Reputation: 4903
I'm just migrating my projects from Visual Studio to Eclipse, so I can build them for Linux, but I've run into problem with OpenGl library files. Visual Studio comes with Microsoft's library and header files for including OpenGL in projects, but this is not the case with Eclipse. I don't know what licensing is used for those Microsoft's files, so I don't want just to "steal" them from their SDK, but I can't find any alternative. I've found just MESA. It should be OpenGL-like but I'm not sure what's the difference. So what are my options for including if not Microsoft's one?
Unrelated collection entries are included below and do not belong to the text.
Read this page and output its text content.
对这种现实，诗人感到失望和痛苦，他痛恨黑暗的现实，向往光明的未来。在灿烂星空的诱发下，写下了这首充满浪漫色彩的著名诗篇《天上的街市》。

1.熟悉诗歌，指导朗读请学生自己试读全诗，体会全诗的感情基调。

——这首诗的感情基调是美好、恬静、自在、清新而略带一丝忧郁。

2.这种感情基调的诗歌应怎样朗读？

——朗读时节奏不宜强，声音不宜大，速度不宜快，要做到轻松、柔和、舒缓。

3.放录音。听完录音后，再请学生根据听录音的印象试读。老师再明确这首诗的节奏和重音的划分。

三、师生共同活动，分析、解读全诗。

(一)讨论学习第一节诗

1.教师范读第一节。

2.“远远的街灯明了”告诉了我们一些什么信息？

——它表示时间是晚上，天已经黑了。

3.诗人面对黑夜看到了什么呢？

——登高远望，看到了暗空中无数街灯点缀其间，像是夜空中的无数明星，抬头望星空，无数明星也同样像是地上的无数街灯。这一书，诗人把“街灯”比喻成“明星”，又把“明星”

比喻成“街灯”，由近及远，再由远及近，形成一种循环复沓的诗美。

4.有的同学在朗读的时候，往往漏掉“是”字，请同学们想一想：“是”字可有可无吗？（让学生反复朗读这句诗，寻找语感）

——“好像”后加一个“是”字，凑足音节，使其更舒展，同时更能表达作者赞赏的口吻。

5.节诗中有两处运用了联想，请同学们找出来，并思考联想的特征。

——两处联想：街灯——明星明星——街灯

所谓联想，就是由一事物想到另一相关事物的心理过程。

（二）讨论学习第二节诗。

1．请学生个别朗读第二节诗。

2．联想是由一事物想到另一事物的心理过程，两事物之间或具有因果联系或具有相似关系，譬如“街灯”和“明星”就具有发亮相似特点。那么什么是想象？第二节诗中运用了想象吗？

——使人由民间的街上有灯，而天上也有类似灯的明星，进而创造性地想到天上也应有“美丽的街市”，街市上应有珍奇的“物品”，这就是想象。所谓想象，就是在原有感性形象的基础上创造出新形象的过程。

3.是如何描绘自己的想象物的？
Edit: I've been reading through MESA a bit and I can say that it's not an option. They state that their GLSL compiler support only version 1.2. That is VERY old one. I need for my projects at least GLSL 1.5.
Upvotes: 3
Views: 1712
Reputation: 162164
OpenGL is not some library, but an API. The installed graphics driver implement OpenGL and your programm loads OpenGL from the drivers. Mesa3D is the set of open source drivers and implementation of the OpenGL API for Linux. But if you install NVidia or AMD/ATI propriatary drivers, it will be those who implement OpenGL on your system.
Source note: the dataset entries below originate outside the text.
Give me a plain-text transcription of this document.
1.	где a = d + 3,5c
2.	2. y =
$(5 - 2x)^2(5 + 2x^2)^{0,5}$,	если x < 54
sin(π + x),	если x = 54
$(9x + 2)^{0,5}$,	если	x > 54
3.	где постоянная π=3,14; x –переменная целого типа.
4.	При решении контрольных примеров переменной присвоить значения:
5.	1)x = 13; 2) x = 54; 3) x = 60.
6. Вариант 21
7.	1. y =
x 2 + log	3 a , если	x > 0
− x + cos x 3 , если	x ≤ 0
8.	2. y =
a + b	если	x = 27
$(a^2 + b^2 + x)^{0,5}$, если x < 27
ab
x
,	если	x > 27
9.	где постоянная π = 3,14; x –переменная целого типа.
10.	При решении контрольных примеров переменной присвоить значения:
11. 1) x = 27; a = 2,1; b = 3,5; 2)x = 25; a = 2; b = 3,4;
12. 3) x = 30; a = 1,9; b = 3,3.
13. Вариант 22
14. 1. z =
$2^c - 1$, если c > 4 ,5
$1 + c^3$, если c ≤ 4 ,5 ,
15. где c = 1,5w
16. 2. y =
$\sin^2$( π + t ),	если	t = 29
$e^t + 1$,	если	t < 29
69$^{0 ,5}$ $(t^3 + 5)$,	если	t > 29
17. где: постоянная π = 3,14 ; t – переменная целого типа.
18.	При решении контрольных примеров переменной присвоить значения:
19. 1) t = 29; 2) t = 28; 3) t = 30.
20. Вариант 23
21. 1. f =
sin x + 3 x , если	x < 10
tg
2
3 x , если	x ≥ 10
For development the only thing you need to know is, that your program shall dynamically link against libGL.so (Linux) or opengl32.dll (Windows) and that any functionality beyond OpenGL-1.1 is made available through the so called extension system, which is most easily utilized through a library like GLEW ( http://glew.sf.net ).
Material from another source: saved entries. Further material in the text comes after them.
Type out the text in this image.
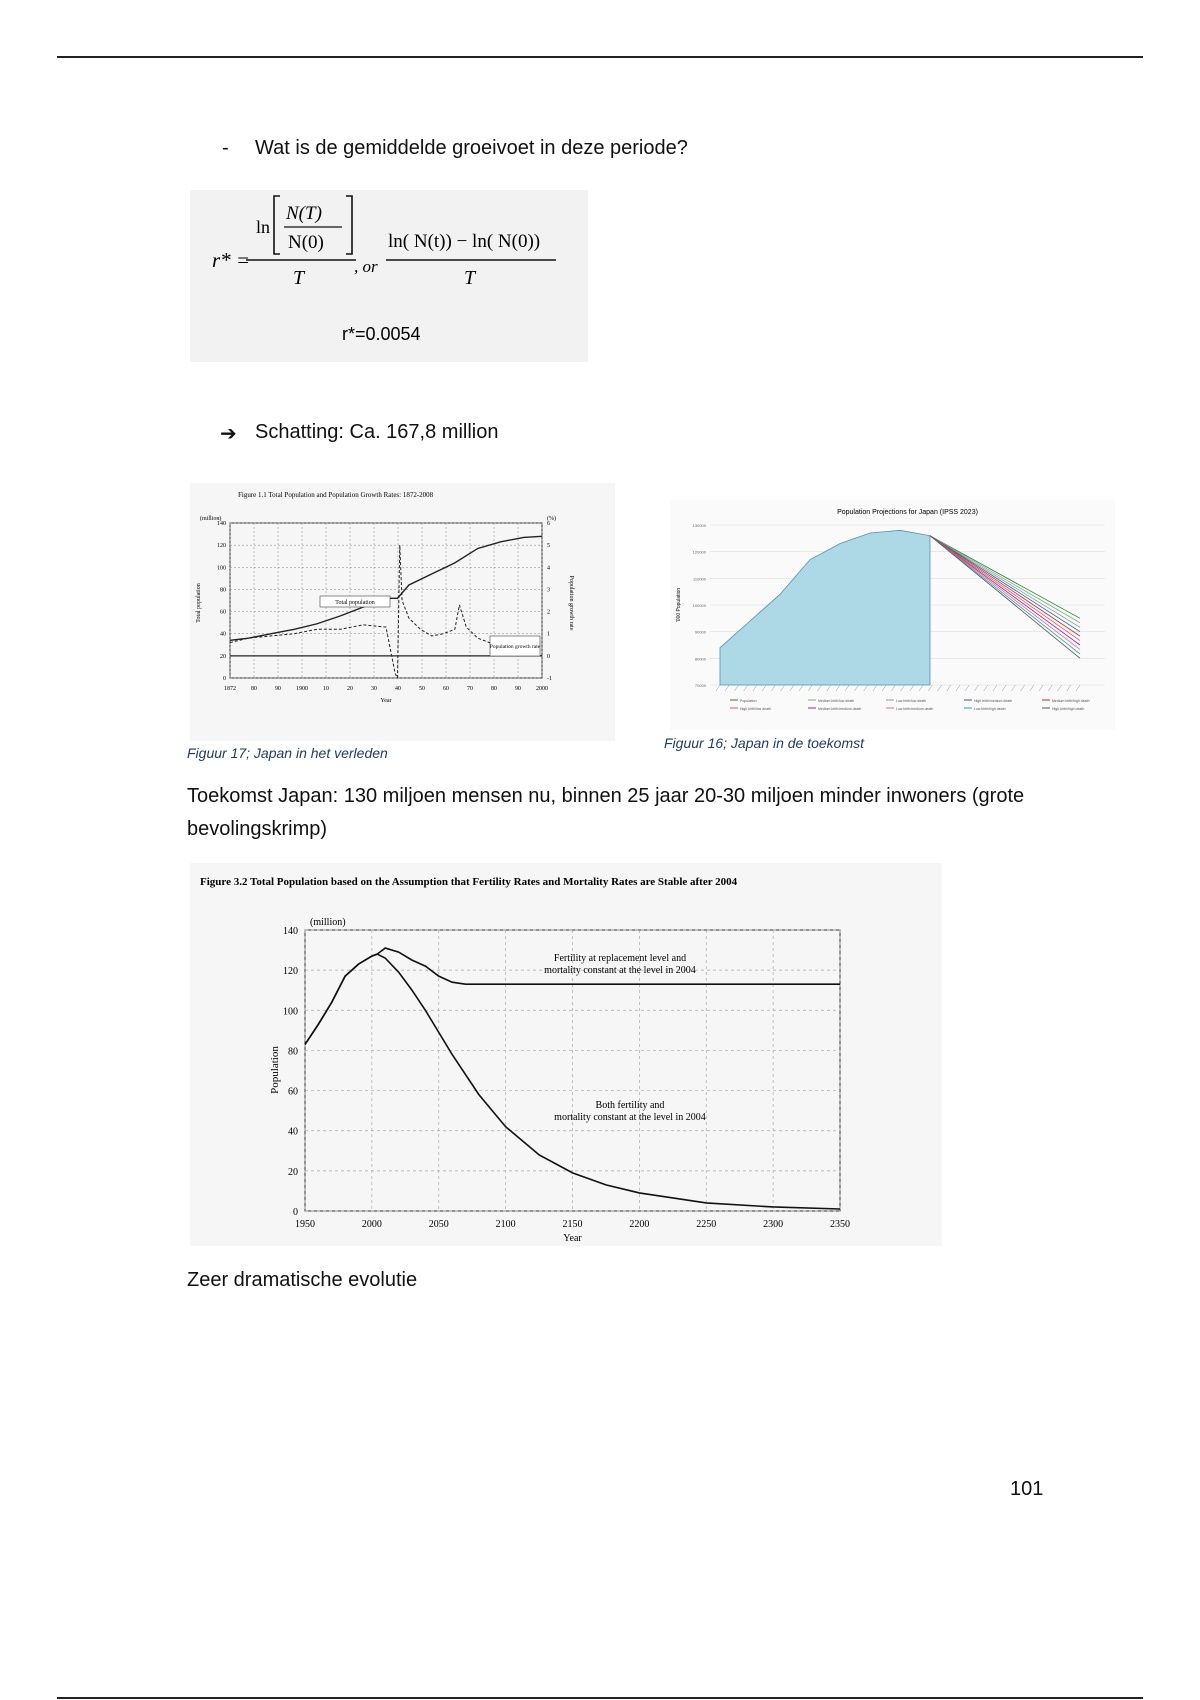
- Wat is de gemiddelde groeivoet in deze periode?
r* =
ln
N(T)
N(0)
T
, or
ln( N(t)) − ln( N(0))
T
r*=0.0054
➔ Schatting: Ca. 167,8 million
Figure 1.1 Total Population and Population Growth Rates: 1872-2008
(million)	(%)
1872	80	90	1900	10	20	30	40	50	60	70	80	90	2000
0
20
40
60
80
100
120
140
-1
0
1
2
3
4
5
6
Total population	Population growth rate
Year
Total population
Population growth rate
Figuur 17; Japan in het verleden
Population Projections for Japan (IPSS 2023)
'000 Population
70000
80000
90000
100000
110000
120000
130000
Population	Medium birth/low death	Low birth/low death	High birth/medium death	Medium birth/high death
High birth/low death	Medium birth/medium death	Low birth/medium death	Low birth/high death	High birth/high death
Figuur 16; Japan in de toekomst
Toekomst Japan: 130 miljoen mensen nu, binnen 25 jaar 20-30 miljoen minder inwoners (grote bevolingskrimp)
Figure 3.2 Total Population based on the Assumption that Fertility Rates and Mortality Rates are Stable after 2004
(million)
1950	2000	2050	2100	2150	2200	2250	2300	2350
0
20
40
60
80
100
120
140
Population
Year
Fertility at replacement level and
mortality constant at the level in 2004
Both fertility and
mortality constant at the level in 2004
Zeer dramatische evolutie
101
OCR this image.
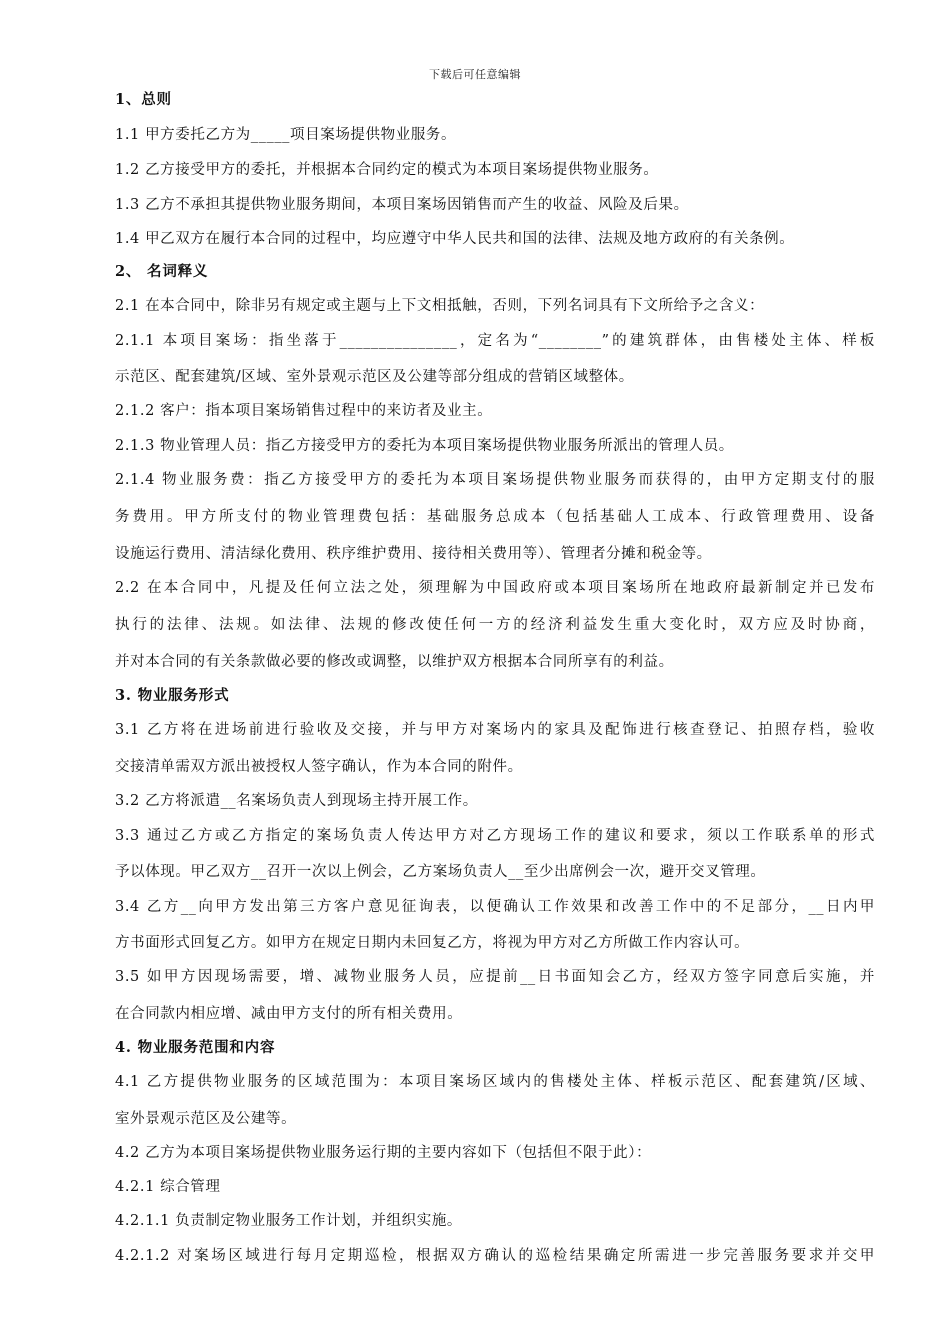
下载后可任意编辑
1、总则
1.1 甲方委托乙方为_____项目案场提供物业服务。
1.2 乙方接受甲方的委托，并根据本合同约定的模式为本项目案场提供物业服务。
1.3 乙方不承担其提供物业服务期间，本项目案场因销售而产生的收益、风险及后果。
1.4 甲乙双方在履行本合同的过程中，均应遵守中华人民共和国的法律、法规及地方政府的有关条例。
2、 名词释义
2.1 在本合同中，除非另有规定或主题与上下文相抵触，否则，下列名词具有下文所给予之含义：
2.1.1 本项目案场：指坐落于_______________，定名为“________”的建筑群体，由售楼处主体、样板
示范区、配套建筑/区域、室外景观示范区及公建等部分组成的营销区域整体。
2.1.2 客户：指本项目案场销售过程中的来访者及业主。
2.1.3 物业管理人员：指乙方接受甲方的委托为本项目案场提供物业服务所派出的管理人员。
2.1.4 物业服务费：指乙方接受甲方的委托为本项目案场提供物业服务而获得的，由甲方定期支付的服
务费用。甲方所支付的物业管理费包括：基础服务总成本（包括基础人工成本、行政管理费用、设备
设施运行费用、清洁绿化费用、秩序维护费用、接待相关费用等）、管理者分摊和税金等。
2.2 在本合同中，凡提及任何立法之处，须理解为中国政府或本项目案场所在地政府最新制定并已发布
执行的法律、法规。如法律、法规的修改使任何一方的经济利益发生重大变化时，双方应及时协商，
并对本合同的有关条款做必要的修改或调整，以维护双方根据本合同所享有的利益。
3. 物业服务形式
3.1 乙方将在进场前进行验收及交接，并与甲方对案场内的家具及配饰进行核查登记、拍照存档，验收
交接清单需双方派出被授权人签字确认，作为本合同的附件。
3.2 乙方将派遣__名案场负责人到现场主持开展工作。
3.3 通过乙方或乙方指定的案场负责人传达甲方对乙方现场工作的建议和要求，须以工作联系单的形式
予以体现。甲乙双方__召开一次以上例会，乙方案场负责人__至少出席例会一次，避开交叉管理。
3.4 乙方__向甲方发出第三方客户意见征询表，以便确认工作效果和改善工作中的不足部分，__日内甲
方书面形式回复乙方。如甲方在规定日期内未回复乙方，将视为甲方对乙方所做工作内容认可。
3.5 如甲方因现场需要，增、减物业服务人员，应提前__日书面知会乙方，经双方签字同意后实施，并
在合同款内相应增、减由甲方支付的所有相关费用。
4. 物业服务范围和内容
4.1 乙方提供物业服务的区域范围为：本项目案场区域内的售楼处主体、样板示范区、配套建筑/区域、
室外景观示范区及公建等。
4.2 乙方为本项目案场提供物业服务运行期的主要内容如下（包括但不限于此）：
4.2.1 综合管理
4.2.1.1 负责制定物业服务工作计划，并组织实施。
4.2.1.2 对案场区域进行每月定期巡检，根据双方确认的巡检结果确定所需进一步完善服务要求并交甲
There is no library you need to install or link into your program!
The OpenGL implementation of a system is, of course, a library, but all OpenGL implementations implement the same API, and it is this API you use.
For development under Windows the compilers should ship the right headers (MinGW, Cygwin and Microsoft's SDK come with it), plus a linker information library stub called opengl32.lib.
Under Linux for development you install the Mesa3D development libraries, which supply you with the minimal header and a stub libGL.so giving the linker the information to build the right import table into the executable.
Your program doesn't need to include some OpenGL, but rather expects it to be installed on the system – an assumption very safe to be made. Even Windows Vista and 7 ship with some OpenGL implementation and in Linux it's a commonly installed thing. On MacOS X it's always present, as the whole OS X GUI builds upon OpenGL.